Pamukkale is known for its mineral ponds and its thermal springs. There are of course ruins there too, but the highlights of this region are most certainly the natural resources. We urge you to walk around these mineral ponds – they feel great. Shoes must be taken off as they can damage the limestone deposits. Although the flow of the water has been restricted in some areas tourists can still walk through many ponds. One must walk with care and if possible we recommend water socks to protect one’s feet against some of the pebbles on the walkway. However, once in the ponds it feels wonderful, almost like a facial on one’s feet. The sand is filled with minerals and feels warm and soothing. Close by are the thermal springs – those with pace makers or heart conditions must be careful when spending time in the springs. The water is very hot and it can be too much for certain individuals for extended periods of time. Once we finished our site seeing for the day we returned to the comforts of our hotel – Lycus River. Overall the quality of the facilities at this hotel is very high. The pool is another attraction; it is large enough to enjoy some laps under the warm Turkish sun (especially during the summer). But the greatest draw to the Lycus is the wonderful dinner buffet. There, we enjoyed native Turkey dishes made from lamb and chicken, salad, eggplant and sumptuous desserts. Following Pamukkale our travels took us to Kusadasi – unlike Istanbul this city is very relaxed, more along the lines of Pamukkale, and has many resort areas for one to enjoy some leisurely walks.
On our way to Kusadasi we visited an onyx factory – many display items and chess sets are made from this material and it comes in green, white, brown and black. As the black is not as valuable it is often found in jewelry. Brown is the easiest to work with therefore any items made from this type of onyx is the cheapest, but can still make great gifts. There are many factories one can visit, but usually the prices are not any better than the stores you will find in the city so we advocate passing on some of these unnecessary stops if possible.
We stayed at the Hotel Kismet, a beautiful hotel with great amenities, located right on the water. The rooms are beautifully furnished; our suite had two bathrooms, and a terrace which overlooked the Aegean Sea. The buffet breakfasts were spectacular – with many excellent choices and enticing desserts. A major attraction while in Kusadasi is Ephesus – a place that can only be truly enjoyed with an expert guide – we strongly recommend Sezgin Demirci of Sardunya Travel [www.ephesustours.com]. He is very laid back and knowledgeable – his descriptions made it easy to visualize the homes, shops and people that once walked the streets of Ephesus. The area surrounding Ephesus changed hands many times over the centuries. Originally, it was chosen as the location for the ancient city because it was right on the water and had a very active port. During the Roman period Ephesus became the capital of the Asia Minor area – at that time about 250,000 people lived in the area. Now all that stands where this great civilization lived are the ruins. There among the ruins withstanding the harshness of the weather and years stand a large library, multi-color pillars and mosaics where the shops once were. Some of the ruins are the shells of temples commemorating goddesses like Artemis – the goddess of the hunt. Although smaller than Istanbul this city has much to offer – there are beaches and walk ways that travelers can take advantage of when wanting to rest and take it easy.

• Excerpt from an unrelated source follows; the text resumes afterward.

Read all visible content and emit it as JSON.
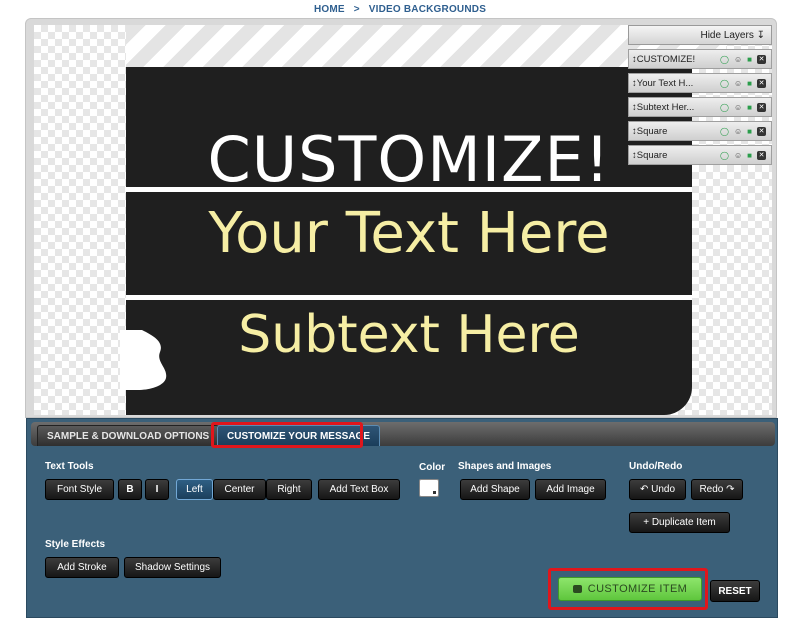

An area off the beaten path that we were fortunate enough to enjoy is known as the “Valley of the Cherries” – there we found one of the best restaurants where the appetizers, wine and fruit are irresistible. It is about 30 minutes from Kusadasi but worth the trip. This gourmet restaurant that is a favorite of the locals is Kirazli Koy Sofrasi [www.koysofrasi.com]. Some of the popular appetizers were those that included eggplant and ones that were yogurt based including dill or garlic. These accompanied the delicious homemade Turkish bread. In fact in this small village, Sezgin and his partner Mustafa are completing an amazing boutique hotel that will allow a select number of guests the rare opportunity to see what a real Turkish village experience can be like and do it in style. Between the restaurant, the hotel and special excursions , this promises to give you a taste of Turkey to savor for quite some time. Another restaurant where the food is served directly out of the family’s home kitchen sits right outside the ruins of one of the earliest banks of Ephesus – as night surrounded us we saw the moonlight glimmer off the ruins while enjoying a very satisfying local Turkish meal. When the weather is pleasant it is hard to match the atmosphere, and if you are lucky, the company. The name of this find is XXXXXXXXXXXXXXXX. However, in order to relax in the lap of luxury and enjoy boat rides to the Greek islands a stop over in Bodrum is warranted.

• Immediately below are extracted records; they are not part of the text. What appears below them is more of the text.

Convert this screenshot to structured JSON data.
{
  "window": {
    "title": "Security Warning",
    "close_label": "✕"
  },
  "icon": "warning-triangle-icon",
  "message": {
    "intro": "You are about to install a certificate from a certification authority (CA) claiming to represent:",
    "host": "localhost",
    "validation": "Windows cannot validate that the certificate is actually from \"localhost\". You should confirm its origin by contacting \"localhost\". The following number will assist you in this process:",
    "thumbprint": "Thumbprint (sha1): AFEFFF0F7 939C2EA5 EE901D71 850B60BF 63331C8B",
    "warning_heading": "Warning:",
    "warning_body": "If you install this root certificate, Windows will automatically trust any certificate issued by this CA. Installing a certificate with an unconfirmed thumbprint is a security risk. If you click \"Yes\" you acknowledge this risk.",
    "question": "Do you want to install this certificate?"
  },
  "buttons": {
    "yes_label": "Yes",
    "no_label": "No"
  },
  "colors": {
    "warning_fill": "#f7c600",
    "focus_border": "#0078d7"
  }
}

We stayed at the fabulous Marmara Bodrum – enjoying the panoramic views, spa treatments, amazing food, and a fully equipped gym. This hotel deserves its five star rating boasting wonderful accommodations, private terraces and patios where a glass of wine can be enjoyed. The Marmara at times plays host to the princess of Saudi Arabia. There is one room that guests can book, which has a private terrace and DVD player with a selection of the DVD’s. One can arrange a selection of appetizers and drinks to be served to guests they are hosting should one book this room. There is no description that can do the hotel justice. Having said that, we would be remiss if we did not mention the beautiful pool guests can enjoy, the lap pool for exercise, the racquetball courts, tennis courts, the lavish breakfast spread (including homemade muffins and pastries some with delectable chocolate), and the spa. We did partake in certain spa treatments like foot massages, Hopi ear treatment, Turkish baths and the flotation tank. At night some of us ventured downtown to the night clubs where every visitor can find the right place for them. These clubs and bars are opened until the wee hours of the morning. The nightlife in Bodrum allows those true shopaholics to enjoy themselves during the evenings and night as well. However, we caution you to be careful because many of the goods found in Bodrum can be obtained for cheaper in Cappadocia. There are boat rides during the day – private ones can be chartered for a reasonable price – to some of the Greek isles. Although the Marmara Bodrum was hard to leave we forced ourselves to continue our travels to Cappadocia - a city like no other.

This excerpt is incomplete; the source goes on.